Zunächst geht es darum, die günstigsten Orte für Sondagen zu finden. Als
Faustregel hat sich bestätigt, dass dort, wo der Ackerbau am intensivsten
und/oder am längsten war, also wo sich die markantesten Randhöhen gebildet
haben, die Sondagen am ergiebigsten sind. Auf jeden Fall sollte man Bereiche
vermeiden, in denen größere Mengen neuzeitlicher Holzkohle zu erwarten ist,
seien es Reste von verbrannten Holzabfällen nach Rodungen oder Reste der
Holzkohlenherstellung in Meilern.
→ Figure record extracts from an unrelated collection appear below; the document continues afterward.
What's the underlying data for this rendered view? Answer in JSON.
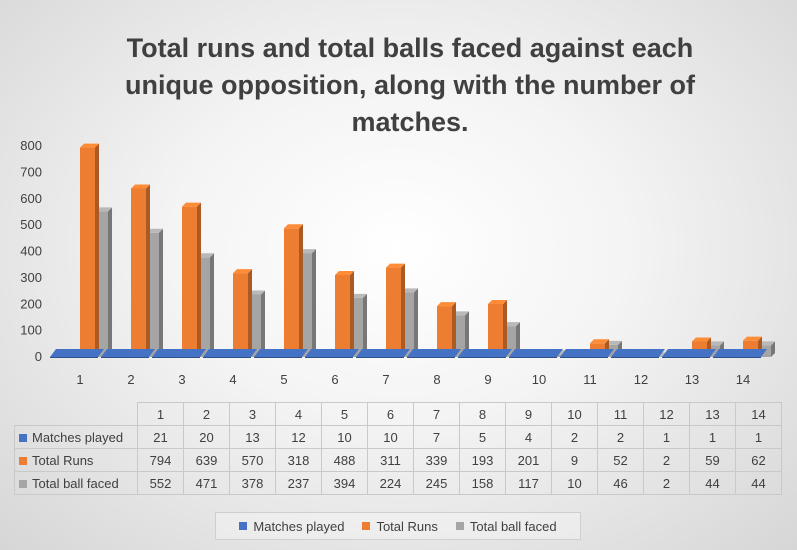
{
  "chart_data": {
    "type": "bar",
    "title": "Total runs and total balls faced against each unique opposition, along with the number of matches.",
    "categories": [
      "1",
      "2",
      "3",
      "4",
      "5",
      "6",
      "7",
      "8",
      "9",
      "10",
      "11",
      "12",
      "13",
      "14"
    ],
    "series": [
      {
        "name": "Matches played",
        "color": "#4472c4",
        "values": [
          21,
          20,
          13,
          12,
          10,
          10,
          7,
          5,
          4,
          2,
          2,
          1,
          1,
          1
        ]
      },
      {
        "name": "Total Runs",
        "color": "#ed7d31",
        "values": [
          794,
          639,
          570,
          318,
          488,
          311,
          339,
          193,
          201,
          9,
          52,
          2,
          59,
          62
        ]
      },
      {
        "name": "Total ball faced",
        "color": "#a5a5a5",
        "values": [
          552,
          471,
          378,
          237,
          394,
          224,
          245,
          158,
          117,
          10,
          46,
          2,
          44,
          44
        ]
      }
    ],
    "yticks": [
      "0",
      "100",
      "200",
      "300",
      "400",
      "500",
      "600",
      "700",
      "800"
    ],
    "ylim": [
      0,
      800
    ],
    "grid": false,
    "legend": "bottom",
    "data_table": true
  }
}
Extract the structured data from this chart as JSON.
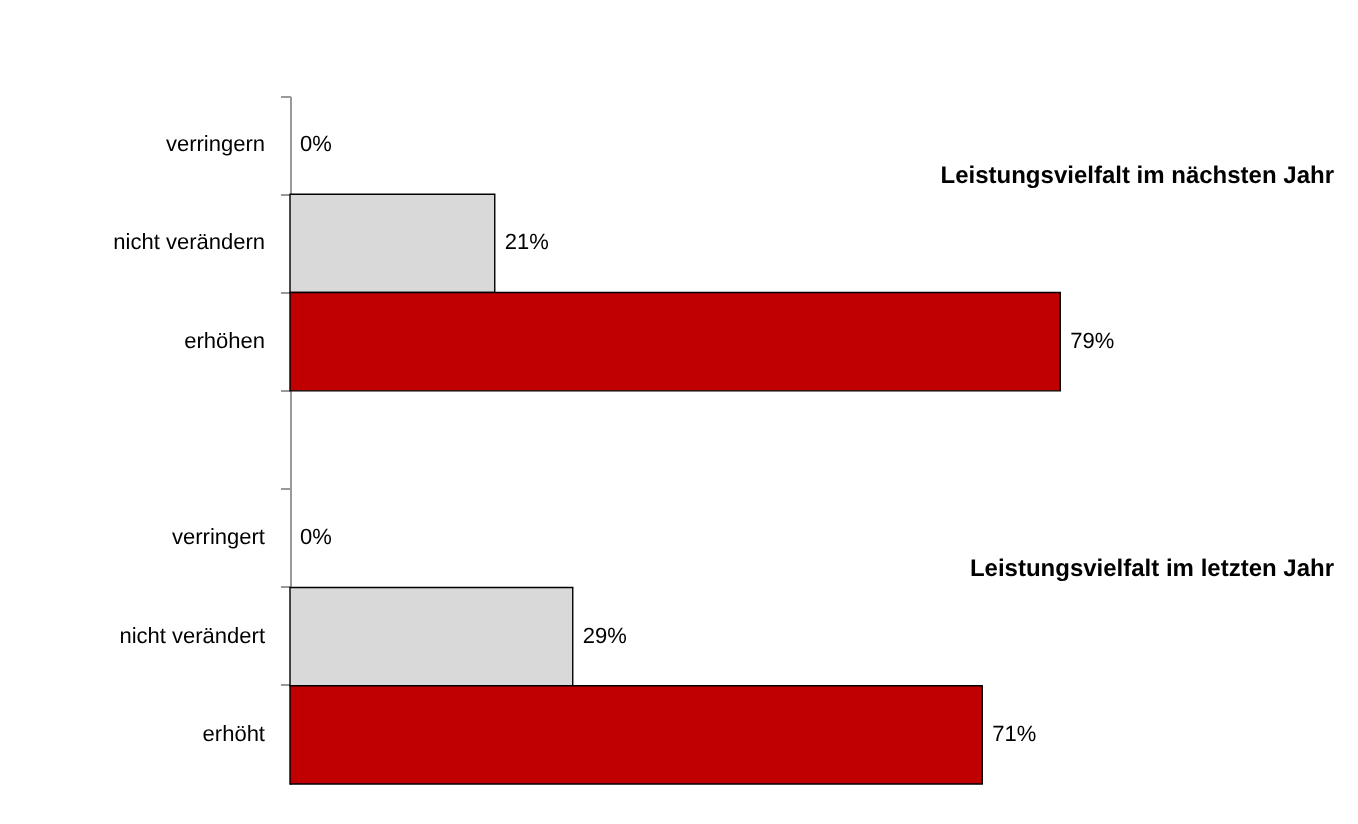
{
  "chart_data": {
    "type": "bar",
    "orientation": "horizontal",
    "categories": [
      "verringern",
      "nicht verändern",
      "erhöhen",
      null,
      "verringert",
      "nicht verändert",
      "erhöht"
    ],
    "values": [
      0,
      21,
      79,
      null,
      0,
      29,
      71
    ],
    "colors": [
      "#d9d9d9",
      "#d9d9d9",
      "#c00000",
      null,
      "#d9d9d9",
      "#d9d9d9",
      "#c00000"
    ],
    "value_labels": [
      "0%",
      "21%",
      "79%",
      null,
      "0%",
      "29%",
      "71%"
    ],
    "annotations": [
      "Leistungsvielfalt im nächsten Jahr",
      "Leistungsvielfalt im letzten Jahr"
    ],
    "tick_labels": "y"
  }
}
Mit einiger
Erfahrung kann man beides ganz gut erkennen: Kohle moderner verbrannter
Holzabfälle ist leicht und zeigt unter dem Stereomikroskop noch keine
Verschmutzung der außen liegenden Gefäße, und Meilerholzkohle ist (falls nicht
misslungen) eher schwer, da die Köhler immer versuchten, den
Verschwelungsprozess so zu steuern, dass möglichst viele Rauchgasbestandteile in
der Kohle kondensierten und so ihr Gewicht und damit den Brennwert erhöhten.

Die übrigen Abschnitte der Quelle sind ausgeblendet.